Sniffing the traffic on the source router I see packets going to the destination vxlan router but if I sniff the traffic on the destination vxlan router I don’t see any packets.

Of course, on the same host, the communication between the containers works correctly.

The virtual environment on which docker hosts are virtualized is Vmware (Vsphere 6.7).

I also have another environment managed with the same version of Rancher and with the exactly same docker hosts (Ubuntu 16.04), the only thing that changes is the virtualizer, which this time is Ovirt (4.2). In this environment the communication between the containers works correctly. The two environments are on the same infrastructure at the level of physical hosts and network.

The tests I have already done are the following:

  • Disabling all firewalls (including the one on Esxi)

  • Host docker management via Swarm instead of Rancher/Cattle: it works!

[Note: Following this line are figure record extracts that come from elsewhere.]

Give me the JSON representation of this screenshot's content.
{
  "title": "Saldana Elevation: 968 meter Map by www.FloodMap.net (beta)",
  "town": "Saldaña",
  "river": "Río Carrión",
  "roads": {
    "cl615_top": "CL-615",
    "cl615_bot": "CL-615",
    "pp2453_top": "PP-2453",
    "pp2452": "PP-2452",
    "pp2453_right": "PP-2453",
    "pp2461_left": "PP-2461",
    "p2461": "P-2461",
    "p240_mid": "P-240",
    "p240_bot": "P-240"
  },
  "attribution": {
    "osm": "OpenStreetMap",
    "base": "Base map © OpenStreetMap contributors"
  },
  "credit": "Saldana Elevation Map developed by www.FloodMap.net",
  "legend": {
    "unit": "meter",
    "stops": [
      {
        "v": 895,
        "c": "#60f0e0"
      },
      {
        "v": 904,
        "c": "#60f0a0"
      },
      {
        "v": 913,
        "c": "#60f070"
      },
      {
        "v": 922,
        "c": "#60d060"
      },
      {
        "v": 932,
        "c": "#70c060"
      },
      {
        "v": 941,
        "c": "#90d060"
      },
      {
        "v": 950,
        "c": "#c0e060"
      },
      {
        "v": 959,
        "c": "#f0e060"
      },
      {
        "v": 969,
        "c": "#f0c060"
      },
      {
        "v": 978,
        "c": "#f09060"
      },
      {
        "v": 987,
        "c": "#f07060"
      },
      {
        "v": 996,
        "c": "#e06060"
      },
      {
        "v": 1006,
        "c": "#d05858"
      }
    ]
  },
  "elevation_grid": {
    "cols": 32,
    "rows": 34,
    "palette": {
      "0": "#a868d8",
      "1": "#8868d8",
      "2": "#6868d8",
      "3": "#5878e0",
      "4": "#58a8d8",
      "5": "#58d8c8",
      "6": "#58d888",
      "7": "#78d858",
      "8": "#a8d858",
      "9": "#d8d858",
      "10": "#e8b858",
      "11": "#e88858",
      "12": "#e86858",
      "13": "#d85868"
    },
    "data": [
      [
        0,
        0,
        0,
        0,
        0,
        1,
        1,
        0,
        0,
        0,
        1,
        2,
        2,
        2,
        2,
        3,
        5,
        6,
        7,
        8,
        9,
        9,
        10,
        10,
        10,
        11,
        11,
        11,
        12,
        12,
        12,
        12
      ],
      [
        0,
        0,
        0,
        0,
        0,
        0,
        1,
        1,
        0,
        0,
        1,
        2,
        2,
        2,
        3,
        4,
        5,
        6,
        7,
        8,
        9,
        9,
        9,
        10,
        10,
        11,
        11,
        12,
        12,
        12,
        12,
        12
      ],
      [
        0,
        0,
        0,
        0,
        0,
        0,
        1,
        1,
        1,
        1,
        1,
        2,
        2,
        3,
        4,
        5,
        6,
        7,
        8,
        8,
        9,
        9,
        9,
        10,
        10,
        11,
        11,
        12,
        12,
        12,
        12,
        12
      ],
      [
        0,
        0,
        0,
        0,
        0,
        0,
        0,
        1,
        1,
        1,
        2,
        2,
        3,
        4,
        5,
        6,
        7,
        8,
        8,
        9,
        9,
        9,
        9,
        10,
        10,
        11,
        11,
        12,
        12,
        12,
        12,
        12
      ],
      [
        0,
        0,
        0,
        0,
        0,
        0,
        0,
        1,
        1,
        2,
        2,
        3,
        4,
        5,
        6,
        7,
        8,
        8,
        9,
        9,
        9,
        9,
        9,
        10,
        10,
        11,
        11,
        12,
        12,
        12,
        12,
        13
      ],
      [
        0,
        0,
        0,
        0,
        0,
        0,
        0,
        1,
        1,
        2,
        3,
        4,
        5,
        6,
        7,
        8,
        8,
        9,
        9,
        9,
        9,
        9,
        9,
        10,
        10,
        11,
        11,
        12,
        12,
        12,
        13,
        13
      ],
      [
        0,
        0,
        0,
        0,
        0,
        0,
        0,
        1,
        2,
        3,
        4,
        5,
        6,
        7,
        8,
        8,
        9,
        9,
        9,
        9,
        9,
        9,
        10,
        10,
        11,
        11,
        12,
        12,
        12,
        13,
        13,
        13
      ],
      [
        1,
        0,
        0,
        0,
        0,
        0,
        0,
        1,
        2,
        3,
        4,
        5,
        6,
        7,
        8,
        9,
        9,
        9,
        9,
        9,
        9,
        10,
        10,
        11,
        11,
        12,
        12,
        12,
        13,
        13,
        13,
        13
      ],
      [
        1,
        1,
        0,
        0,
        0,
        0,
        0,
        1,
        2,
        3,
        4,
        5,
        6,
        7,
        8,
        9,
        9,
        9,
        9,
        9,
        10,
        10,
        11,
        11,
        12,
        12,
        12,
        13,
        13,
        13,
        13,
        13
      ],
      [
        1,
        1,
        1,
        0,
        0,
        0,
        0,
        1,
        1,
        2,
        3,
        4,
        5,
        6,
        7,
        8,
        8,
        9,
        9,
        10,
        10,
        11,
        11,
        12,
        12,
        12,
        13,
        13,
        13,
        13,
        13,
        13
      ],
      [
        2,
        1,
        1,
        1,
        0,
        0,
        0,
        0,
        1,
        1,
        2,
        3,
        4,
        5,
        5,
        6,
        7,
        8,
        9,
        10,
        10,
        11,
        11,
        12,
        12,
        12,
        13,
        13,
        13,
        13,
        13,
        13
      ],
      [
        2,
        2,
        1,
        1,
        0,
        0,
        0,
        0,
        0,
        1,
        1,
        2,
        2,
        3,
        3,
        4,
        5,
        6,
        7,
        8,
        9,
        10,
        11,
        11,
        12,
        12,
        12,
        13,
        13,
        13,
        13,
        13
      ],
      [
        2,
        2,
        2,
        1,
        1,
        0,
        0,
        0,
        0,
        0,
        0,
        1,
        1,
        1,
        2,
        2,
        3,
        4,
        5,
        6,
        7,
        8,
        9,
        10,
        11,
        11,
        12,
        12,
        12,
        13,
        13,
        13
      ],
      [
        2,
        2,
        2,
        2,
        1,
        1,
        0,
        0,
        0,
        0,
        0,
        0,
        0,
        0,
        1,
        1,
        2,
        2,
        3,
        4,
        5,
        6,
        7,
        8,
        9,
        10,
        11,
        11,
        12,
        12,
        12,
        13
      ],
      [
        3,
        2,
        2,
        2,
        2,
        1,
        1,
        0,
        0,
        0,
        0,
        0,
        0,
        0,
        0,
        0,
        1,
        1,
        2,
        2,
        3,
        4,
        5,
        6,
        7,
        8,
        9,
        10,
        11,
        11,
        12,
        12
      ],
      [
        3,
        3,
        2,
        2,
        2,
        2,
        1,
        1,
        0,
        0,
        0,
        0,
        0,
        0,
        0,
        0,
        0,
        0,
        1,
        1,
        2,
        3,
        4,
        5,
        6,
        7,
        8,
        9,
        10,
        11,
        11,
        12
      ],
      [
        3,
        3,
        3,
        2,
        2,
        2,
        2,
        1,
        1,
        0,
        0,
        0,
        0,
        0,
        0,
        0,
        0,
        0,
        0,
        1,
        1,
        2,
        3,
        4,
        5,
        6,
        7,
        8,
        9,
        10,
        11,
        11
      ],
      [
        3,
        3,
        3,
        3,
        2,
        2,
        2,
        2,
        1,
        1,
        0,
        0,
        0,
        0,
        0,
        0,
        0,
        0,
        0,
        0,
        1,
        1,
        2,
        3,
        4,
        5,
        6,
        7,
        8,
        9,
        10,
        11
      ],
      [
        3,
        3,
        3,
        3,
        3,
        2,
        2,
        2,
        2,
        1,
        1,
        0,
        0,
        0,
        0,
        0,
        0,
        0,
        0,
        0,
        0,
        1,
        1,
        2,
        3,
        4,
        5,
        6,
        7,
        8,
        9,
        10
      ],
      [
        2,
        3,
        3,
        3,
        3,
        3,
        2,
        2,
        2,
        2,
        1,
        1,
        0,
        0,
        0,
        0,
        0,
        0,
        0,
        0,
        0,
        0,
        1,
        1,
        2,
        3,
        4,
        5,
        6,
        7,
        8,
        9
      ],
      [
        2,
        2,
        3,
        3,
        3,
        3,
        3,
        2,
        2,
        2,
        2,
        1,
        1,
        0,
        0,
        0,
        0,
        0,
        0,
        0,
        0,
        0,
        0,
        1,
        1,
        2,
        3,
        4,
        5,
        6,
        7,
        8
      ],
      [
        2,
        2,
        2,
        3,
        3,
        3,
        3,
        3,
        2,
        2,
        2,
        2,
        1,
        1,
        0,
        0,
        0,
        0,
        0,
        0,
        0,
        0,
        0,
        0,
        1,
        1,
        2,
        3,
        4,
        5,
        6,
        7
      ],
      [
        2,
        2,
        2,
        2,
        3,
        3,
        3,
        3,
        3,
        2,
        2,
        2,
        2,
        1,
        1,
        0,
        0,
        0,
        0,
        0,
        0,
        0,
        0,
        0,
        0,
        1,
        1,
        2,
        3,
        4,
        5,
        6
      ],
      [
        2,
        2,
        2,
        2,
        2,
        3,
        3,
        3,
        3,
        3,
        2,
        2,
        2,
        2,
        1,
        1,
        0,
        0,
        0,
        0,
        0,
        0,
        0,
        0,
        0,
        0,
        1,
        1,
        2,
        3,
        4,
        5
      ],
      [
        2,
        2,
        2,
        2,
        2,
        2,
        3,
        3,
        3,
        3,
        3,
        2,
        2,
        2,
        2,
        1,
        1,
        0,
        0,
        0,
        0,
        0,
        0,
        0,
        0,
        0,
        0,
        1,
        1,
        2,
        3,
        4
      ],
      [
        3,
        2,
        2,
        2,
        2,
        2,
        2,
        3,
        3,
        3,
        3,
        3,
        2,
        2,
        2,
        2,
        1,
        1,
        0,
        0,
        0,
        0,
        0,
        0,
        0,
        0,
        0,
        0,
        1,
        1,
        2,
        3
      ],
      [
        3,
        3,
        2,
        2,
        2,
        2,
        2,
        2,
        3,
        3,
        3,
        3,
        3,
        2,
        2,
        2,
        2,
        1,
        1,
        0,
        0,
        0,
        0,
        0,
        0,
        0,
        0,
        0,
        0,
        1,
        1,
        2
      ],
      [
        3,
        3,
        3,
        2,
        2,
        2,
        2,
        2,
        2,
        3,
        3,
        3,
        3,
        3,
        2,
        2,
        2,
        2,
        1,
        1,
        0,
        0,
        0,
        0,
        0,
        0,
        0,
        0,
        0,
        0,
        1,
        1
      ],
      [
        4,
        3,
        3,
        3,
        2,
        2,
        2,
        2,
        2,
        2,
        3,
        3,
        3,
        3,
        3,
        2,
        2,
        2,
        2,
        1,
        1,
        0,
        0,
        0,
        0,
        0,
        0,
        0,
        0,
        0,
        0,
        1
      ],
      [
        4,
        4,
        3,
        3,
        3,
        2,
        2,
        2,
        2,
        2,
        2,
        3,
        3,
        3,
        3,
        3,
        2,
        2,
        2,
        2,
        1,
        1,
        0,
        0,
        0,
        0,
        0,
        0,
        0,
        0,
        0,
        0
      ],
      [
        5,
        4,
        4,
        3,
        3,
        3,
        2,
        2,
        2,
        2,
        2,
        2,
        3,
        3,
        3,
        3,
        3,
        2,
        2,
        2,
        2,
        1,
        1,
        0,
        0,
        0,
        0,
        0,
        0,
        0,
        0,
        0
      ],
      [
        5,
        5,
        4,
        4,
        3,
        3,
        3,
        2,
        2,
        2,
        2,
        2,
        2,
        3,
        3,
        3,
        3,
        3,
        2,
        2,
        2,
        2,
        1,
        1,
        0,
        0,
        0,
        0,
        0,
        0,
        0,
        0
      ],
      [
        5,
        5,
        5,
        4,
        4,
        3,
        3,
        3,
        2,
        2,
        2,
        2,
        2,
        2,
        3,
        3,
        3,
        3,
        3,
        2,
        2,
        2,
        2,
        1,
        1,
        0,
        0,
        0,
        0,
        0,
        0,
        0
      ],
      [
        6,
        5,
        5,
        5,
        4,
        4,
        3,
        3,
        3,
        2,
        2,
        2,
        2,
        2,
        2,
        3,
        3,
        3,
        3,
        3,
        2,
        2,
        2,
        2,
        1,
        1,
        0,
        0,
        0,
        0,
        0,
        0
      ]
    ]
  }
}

  • Use of other OS for docker hosts

Here are all details about the software versions:

Rancher Version: 1.6.12

Rancher services details:

rancher/net:v0.11.9
rancher/healthcheck:v0.3.3
rancher/dns:v0.15.3
rancher/storage-nfs:v0.8.5
rancher/net:holder
rancher/net:v0.13.1
rancher/metadata:v0.9.5
rancher/network-manager:v0.7.18
rancher/agent:v1.2.7

Ovirt version: 4.2.7.5-1.el7
Vsphere Vmware version: 6.7
Docker host OS: Ubuntu 16.04

Thank you in advance for any help or suggestion

Best Regards